The sun was covered, far behind the horizon of a
small suburban town.
The calm of a regular evening in town quietly returned to the main street, preparing for a peaceful night.
It had been a busy evening at Mr. Brown’s restaurant and it was time to close for cleaning up. He went to lock up the front door, and hung the “CLOSED” sign on the door. While he was looking at the mess of dishes, cups, and leftovers covering the tabletops, there was a soft knock on the door. Through the glass door, Mr. Brown saw a well-dressed young man. His white shirt and tan slacks told him that he was not one of the low-income working men in this town. With a begging look in his eyes, he gestured, asking to come in.
“Good evening!” Mr. Brown opened the door and gave way to the young man.
“Thanks!” Relieved, the young man stepped in. He looked around for a table, sat down, and pushed the mess on the table aside.
Mr. Brown returned, “Please call me when you are ready to order”. He handed a menu to the customer, and then started cleaning up the table.
When the food was brought to him, the young man couldn’t hide his hunger; he pulled the dish closer, and reached for the fork and knife.
“Sorry, it’s one of my rules; please pay first, and eat second!” said Mr. Brown.

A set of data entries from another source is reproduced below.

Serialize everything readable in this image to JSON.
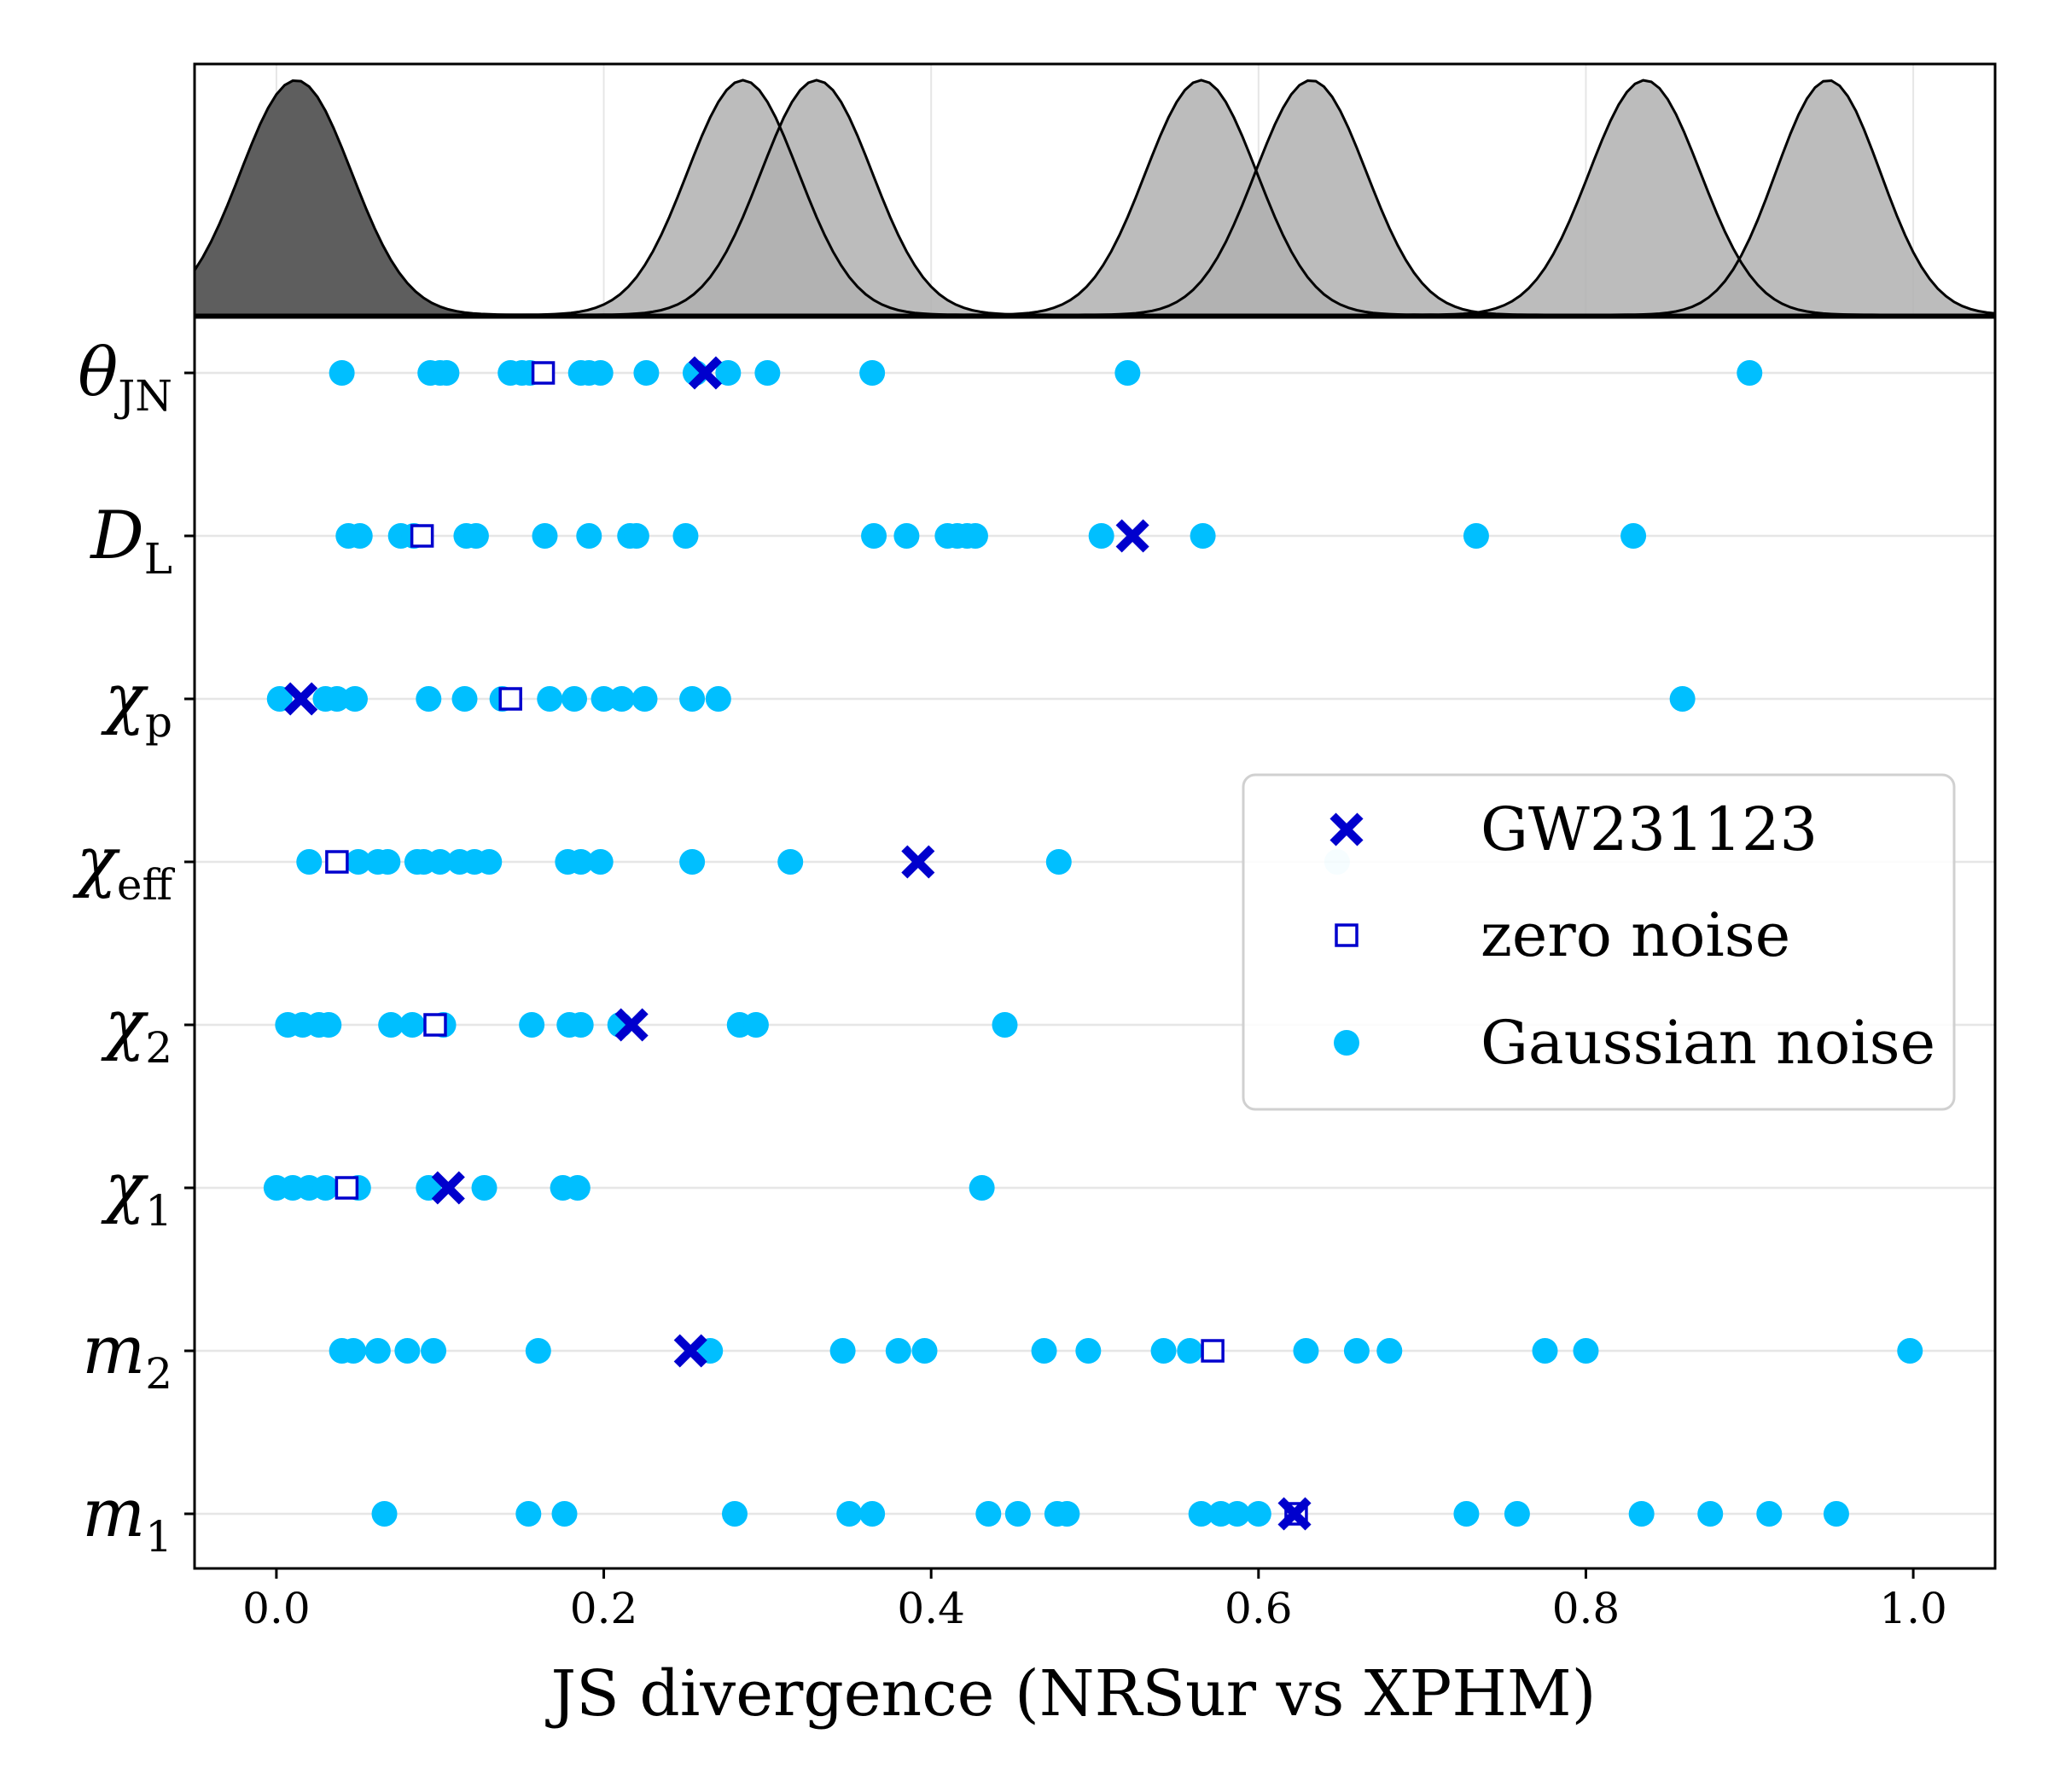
{
  "chart_data": {
    "type": "scatter",
    "xlabel": "JS divergence (NRSur vs XPHM)",
    "xlim": [
      -0.05,
      1.05
    ],
    "xticks": [
      0.0,
      0.2,
      0.4,
      0.6,
      0.8,
      1.0
    ],
    "xtick_labels": [
      "0.0",
      "0.2",
      "0.4",
      "0.6",
      "0.8",
      "1.0"
    ],
    "grid": true,
    "legend_position": "center-right",
    "legend": {
      "gw": "GW231123",
      "zero": "zero noise",
      "gauss": "Gaussian noise"
    },
    "colors": {
      "gaussian": "#00bfff",
      "marker": "#0000cd",
      "grid": "#e6e6e6",
      "density_dark": "#5e5e5e",
      "density_light": "#b0b0b0",
      "density_overlap": "#7f7f7f"
    },
    "parameters": [
      {
        "id": "theta_jn",
        "symbol": "θ",
        "sub": "JN",
        "gw231123": 0.262,
        "zero_noise": 0.163,
        "gaussian_noise": [
          0.04,
          0.094,
          0.1,
          0.104,
          0.143,
          0.15,
          0.155,
          0.186,
          0.191,
          0.198,
          0.226,
          0.256,
          0.276,
          0.3,
          0.364,
          0.52,
          0.9
        ]
      },
      {
        "id": "d_l",
        "symbol": "D",
        "sub": "L",
        "gw231123": 0.523,
        "zero_noise": 0.089,
        "gaussian_noise": [
          0.044,
          0.051,
          0.076,
          0.084,
          0.116,
          0.122,
          0.164,
          0.191,
          0.216,
          0.22,
          0.25,
          0.365,
          0.385,
          0.41,
          0.416,
          0.422,
          0.427,
          0.504,
          0.566,
          0.733,
          0.829
        ]
      },
      {
        "id": "chi_p",
        "symbol": "χ",
        "sub": "p",
        "gw231123": 0.015,
        "zero_noise": 0.143,
        "gaussian_noise": [
          0.002,
          0.03,
          0.037,
          0.048,
          0.093,
          0.115,
          0.138,
          0.167,
          0.182,
          0.2,
          0.211,
          0.225,
          0.254,
          0.27,
          0.859
        ]
      },
      {
        "id": "chi_eff",
        "symbol": "χ",
        "sub": "eff",
        "gw231123": 0.392,
        "zero_noise": 0.037,
        "gaussian_noise": [
          0.02,
          0.05,
          0.062,
          0.068,
          0.086,
          0.09,
          0.1,
          0.112,
          0.121,
          0.13,
          0.178,
          0.186,
          0.198,
          0.254,
          0.314,
          0.478,
          0.648
        ]
      },
      {
        "id": "chi_2",
        "symbol": "χ",
        "sub": "2",
        "gw231123": 0.217,
        "zero_noise": 0.097,
        "gaussian_noise": [
          0.007,
          0.016,
          0.026,
          0.032,
          0.07,
          0.083,
          0.102,
          0.156,
          0.179,
          0.186,
          0.21,
          0.283,
          0.293,
          0.445
        ]
      },
      {
        "id": "chi_1",
        "symbol": "χ",
        "sub": "1",
        "gw231123": 0.105,
        "zero_noise": 0.043,
        "gaussian_noise": [
          0.0,
          0.01,
          0.02,
          0.03,
          0.05,
          0.093,
          0.127,
          0.175,
          0.184,
          0.431
        ]
      },
      {
        "id": "m_2",
        "symbol": "m",
        "sub": "2",
        "gw231123": 0.253,
        "zero_noise": 0.572,
        "gaussian_noise": [
          0.04,
          0.047,
          0.062,
          0.08,
          0.096,
          0.16,
          0.265,
          0.346,
          0.38,
          0.396,
          0.469,
          0.496,
          0.542,
          0.558,
          0.629,
          0.66,
          0.68,
          0.775,
          0.8,
          0.998
        ]
      },
      {
        "id": "m_1",
        "symbol": "m",
        "sub": "1",
        "gw231123": 0.622,
        "zero_noise": 0.623,
        "gaussian_noise": [
          0.066,
          0.154,
          0.176,
          0.28,
          0.35,
          0.364,
          0.435,
          0.453,
          0.477,
          0.483,
          0.565,
          0.577,
          0.587,
          0.6,
          0.727,
          0.758,
          0.834,
          0.876,
          0.912,
          0.953
        ]
      }
    ],
    "top_panel": {
      "type": "density",
      "curves": [
        {
          "center": 0.012,
          "width": 0.034,
          "shade": "dark"
        },
        {
          "center": 0.285,
          "width": 0.034,
          "shade": "light"
        },
        {
          "center": 0.33,
          "width": 0.034,
          "shade": "light"
        },
        {
          "center": 0.565,
          "width": 0.034,
          "shade": "light"
        },
        {
          "center": 0.632,
          "width": 0.034,
          "shade": "light"
        },
        {
          "center": 0.836,
          "width": 0.034,
          "shade": "light"
        },
        {
          "center": 0.948,
          "width": 0.032,
          "shade": "light"
        }
      ]
    }
  }
}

Looking up at the restaurant owner, the young man reluctantly put his fork and knife down, and got out his wallet. His face turned red with embarrassment as he placed it on the table and sputtered out an excuse as to why there was no money in it.
Turning back to the bar, Mr. Brown asked, “What’s your name, son?”

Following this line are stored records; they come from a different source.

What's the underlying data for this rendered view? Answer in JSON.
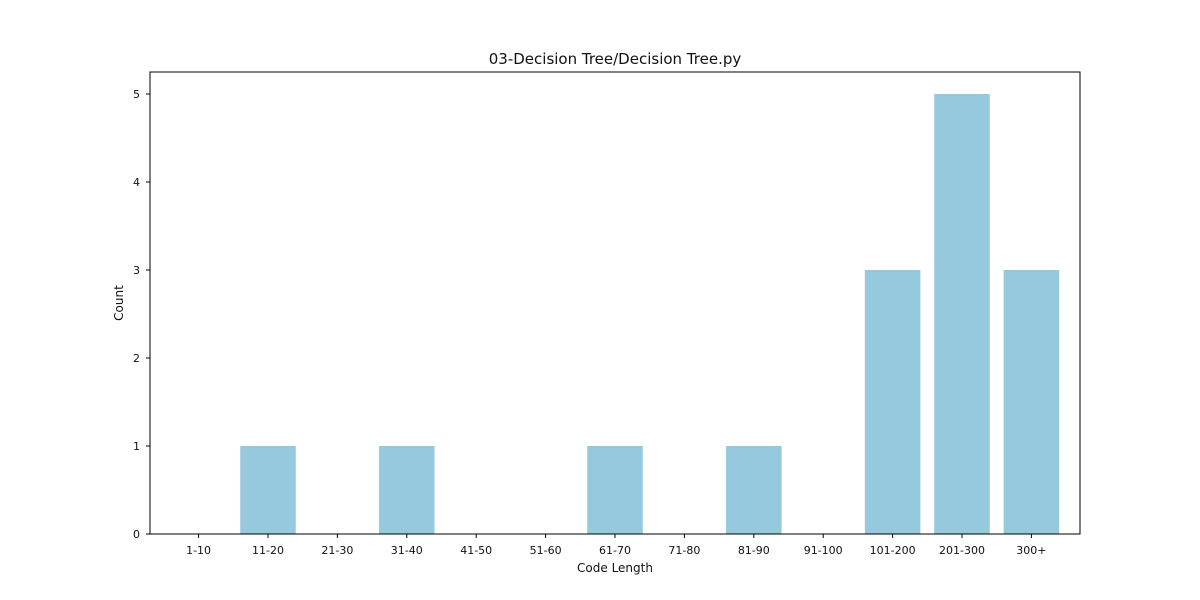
{
  "chart_data": {
    "type": "bar",
    "title": "03-Decision Tree/Decision Tree.py",
    "xlabel": "Code Length",
    "ylabel": "Count",
    "categories": [
      "1-10",
      "11-20",
      "21-30",
      "31-40",
      "41-50",
      "51-60",
      "61-70",
      "71-80",
      "81-90",
      "91-100",
      "101-200",
      "201-300",
      "300+"
    ],
    "values": [
      0,
      1,
      0,
      1,
      0,
      0,
      1,
      0,
      1,
      0,
      3,
      5,
      3
    ],
    "ylim": [
      0,
      5.25
    ],
    "yticks": [
      0,
      1,
      2,
      3,
      4,
      5
    ],
    "bar_color": "#96c9de",
    "grid": false,
    "legend": "none"
  }
}
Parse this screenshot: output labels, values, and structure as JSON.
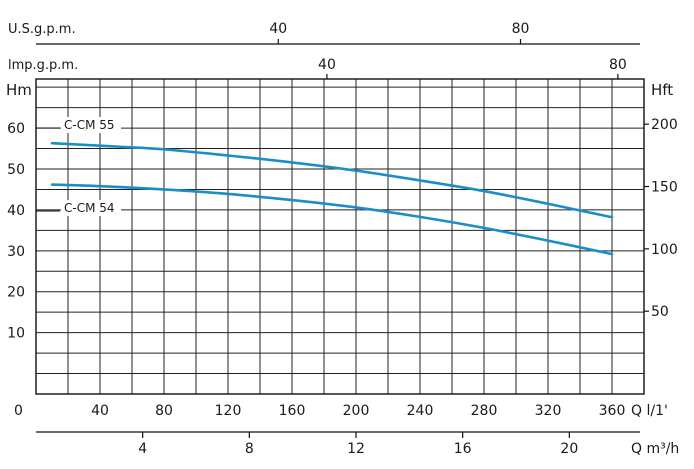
{
  "chart_data": {
    "type": "line",
    "x_unit_label": "Q l/1'",
    "x_ticks": [
      40,
      80,
      120,
      160,
      200,
      240,
      280,
      320,
      360
    ],
    "x_origin_label": "0",
    "xlim": [
      0,
      380
    ],
    "y_left_label": "Hm",
    "y_left_ticks": [
      10,
      20,
      30,
      40,
      50,
      60
    ],
    "ylim": [
      -5,
      72
    ],
    "y_right_label": "Hft",
    "y_right_ticks": [
      50,
      100,
      150,
      200
    ],
    "top_axis_usgpm": {
      "label": "U.S.g.p.m.",
      "ticks": [
        40,
        80
      ]
    },
    "top_axis_impgpm": {
      "label": "lmp.g.p.m.",
      "ticks": [
        40,
        80
      ]
    },
    "bottom_axis_m3h": {
      "label": "Q m³/h",
      "ticks": [
        4,
        8,
        12,
        16,
        20
      ]
    },
    "series": [
      {
        "name": "C-CM 55",
        "color": "#1a8ec9",
        "x": [
          10,
          40,
          80,
          120,
          160,
          200,
          240,
          280,
          320,
          360
        ],
        "y": [
          56.3,
          55.7,
          54.8,
          53.3,
          51.6,
          49.6,
          47.2,
          44.6,
          41.5,
          38.2
        ]
      },
      {
        "name": "C-CM 54",
        "color": "#1a8ec9",
        "x": [
          10,
          40,
          80,
          120,
          160,
          200,
          240,
          280,
          320,
          360
        ],
        "y": [
          46.2,
          45.8,
          45.0,
          43.9,
          42.4,
          40.6,
          38.3,
          35.6,
          32.5,
          29.2
        ]
      }
    ],
    "grid": true
  }
}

“Call me Kenny,” the young man replied softly, then added; “I’m sorry.
Dropping some ice in a glass, Mr. Brown looked up. “Kenny, you should have been honest and told me before I cooked your meal, but…it’s okay….I’ll let you have the dinner, and I’ll find work for you to pay me back!”
Mr. Brown made a glass of iced water, and brought it to Kenny. “Enjoy your meal,” Brown said, and carried the used dish tray into the kitchen.
* * *
Leaning against the door, his arms folded across his chest, Mr. Brown watched as Kenny, wearing an apron over his dressy clothes, ‘cleaned up’ to pay for his dishonesties. With only two fingers, the young man held the sponge and washed the greasy dishes. He obviously did not want to touch the dirty dishes or dip his hand in the greasy sink water.
Stepping closer to Kenny, the restaurant owner picked up the stainless steel tray that Kenny had just finished washing. He held it up, and asked:
“Kenny, would you want to have your meal on this tray?”
Glancing at the unclean tray, the young man snapped at Mr. Brown: “Of course not!”
Pausing a moment, Mr. Brown took the tray to another sink, and washed it himself. He spoke sadly, as if to himself. “There are two types of Pride…One is Good Pride and the other is Bad Pride.”
Kenny stopped washing and looked unhappily at Mr. Brown. But his curiosity overcame him, so waited for more thoughts from the old man. Unfazed by Kenny’s unhappy reaction, Mr. Brown kept his eyes on the tray that he was washing. The old man continued:
“You think you have Pride; you don’t want to be served with the unclean tray. You want to be respected… and that’s Good Pride…But… you’d let others use this dirty tray. That is …Bad Pride!”
Kenny quickly replied: “I don’t care. I am leaving right after I’m finished with this dirty job, and NO ONE will know that I washed it.”
Mr. Brown carefully dried the tray, and then held it up with two hands, with the reflective surface toward Kenny. He handed it to the young man and looked straight into his eyes. In a soft, but clear and firm voice:
“But, HE knows.”
While the stunned young man regarded his reflection in the shiny tray, the restaurant owner walked away, repeating:
“Oh Yes…HE knows !"
* Story inspired by part of the TV program “Touched by an Angel”
(Incidentally watched on Sunday, 24-10-1998, at 6:00p.m.)
* Told to Vovinam / Vancouver-Canada classes on 1-11-1998, as a “Good Bye” gift.
* The use of English is to let the non-Vietnamese-speaking audience follow the story.